Persephone (Roman Proserpina) was the queen of the dead, ruling the
infernal realm even more distinctly than her husband Pluto, severely
pure as she was awful and terrible; but there were no temples erected to
her, as the Greeks did not trouble themselves much about the
future state.

The minor deities of the Greeks were innumerable, and were identified
with every separate thing which occupied their thoughts,--with
mountains, rivers, capes, towns, fountains, rocks; with domestic
animals, with monsters of the deep, with demons and departed heroes,
with water-nymphs and wood-nymphs, with the qualities of mind and
attributes of the body; with sleep and death, old age and pain, strife
and victory; with hunger, grief, ridicule, wisdom, deceit, grace; with
night and day, the hours, the thunder the rainbow,---in short, all the
wonders of Nature, all the affections of the soul, and all the qualities
of the mind; everything they saw, everything they talked about,
everything they felt. All these wonders and sentiments they
impersonated; and these impersonations were supposed to preside over the
things they represented, and to a certain extent were worshipped. If a
man wished the winds to be propitious, he prayed to Zeus; if he wished
to be prospered in his bargains, he invoked Hermes; if he wished to be
successful in war, he prayed to Ares.

He never prayed to a supreme and eternal deity, but to some special
manifestation of deity, fancied or real; and hence his religion was
essentially pantheistic, though outwardly polytheistic. The divinities
whom he invoked he celebrated with rites corresponding with those traits
which they represented. Thus, Aphrodite was celebrated with lascivious
dances, and Dionysus with drunken revels. Each deity represented the
Grecian ideal,--of majesty or grace or beauty or strength or virtue or
wisdom or madness or folly. The character of Hera was what the poets
supposed should be the attributes of the Queen of heaven; that of Leto,
what should distinguish a disinterested housewife; that of Hestia, what
should mark the guardian of the fireside; that of Demeter, what should
show supreme benevolence and thrift; that of Athene, what would
naturally be associated with wisdom, and that of Aphrodite, what would
be expected from a sensual beauty. In the main, Zeus was serene,
majestic, and benignant, as became the king of the gods, although he was
occasionally faithless to his wife; Poseidon was boisterous, as became
the monarch of the seas; Apollo was a devoted son and a bright
companion, which one would expect in a gifted poet and wise prophet,
beautiful and graceful as a sun-god should be; Hephaestus, the god of
fire and smiths, showed naturally the awkwardness to which manual labor
leads; Ares was cruel and bloodthirsty, as the god of war should be;
Hermes, as the god of trade and business, would of course be sharp and
tricky; and Dionysus, the father of the vine, would naturally become
noisy and rollicking in his intoxication.
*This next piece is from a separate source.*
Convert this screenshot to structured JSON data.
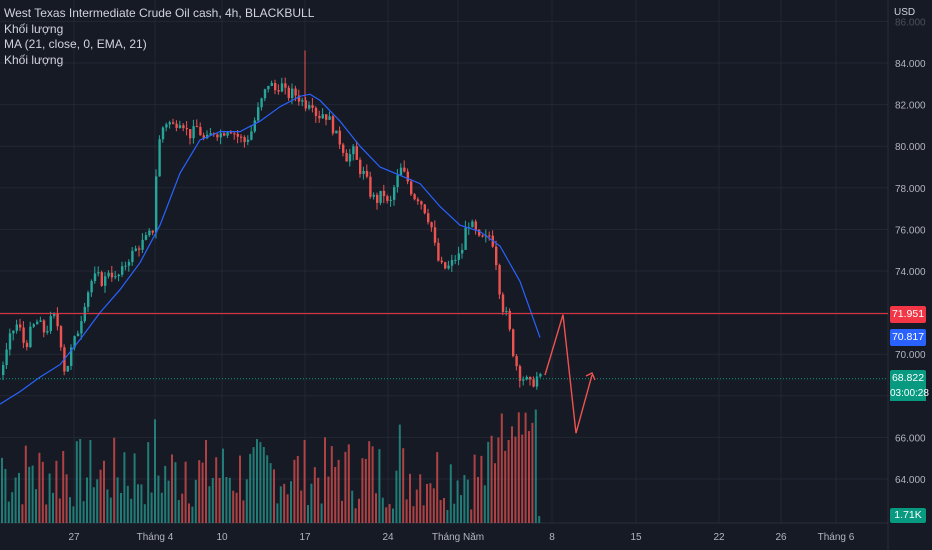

Thus, whatever defects are associated with the principal deities, these
are all natural and consistent with the characters they represent, or
the duties and business in which they engage. Drunkenness is not
associated with Zeus, or unchastity with Hera or Athene. The poets make
each deity consistent with himself, and in harmony with the interests he
represents. Hence the mythology of the poets is elaborate and
interesting. Who has not devoured the classical dictionary before he has
learned to scan the lines of Homer or of Virgil? As varied and romantic
as the "Arabian Nights," it shines in the beauty of nature. In the
Grecian creations of gods and goddesses there is no insult to the
understanding, because these creations are in harmony with Nature, are
consistent with humanity. There is no hatred and no love, no jealousy
and no fear, which has not a natural cause. The poets proved themselves
to be great artists in the very characters they gave to their
divinities. They did not aim to excite reverence or stimulate to duty or
point out the higher life, but to amuse a worldly, pleasure-seeking,
good-natured, joyous, art-loving, poetic people, who lived in the present and for themselves alone.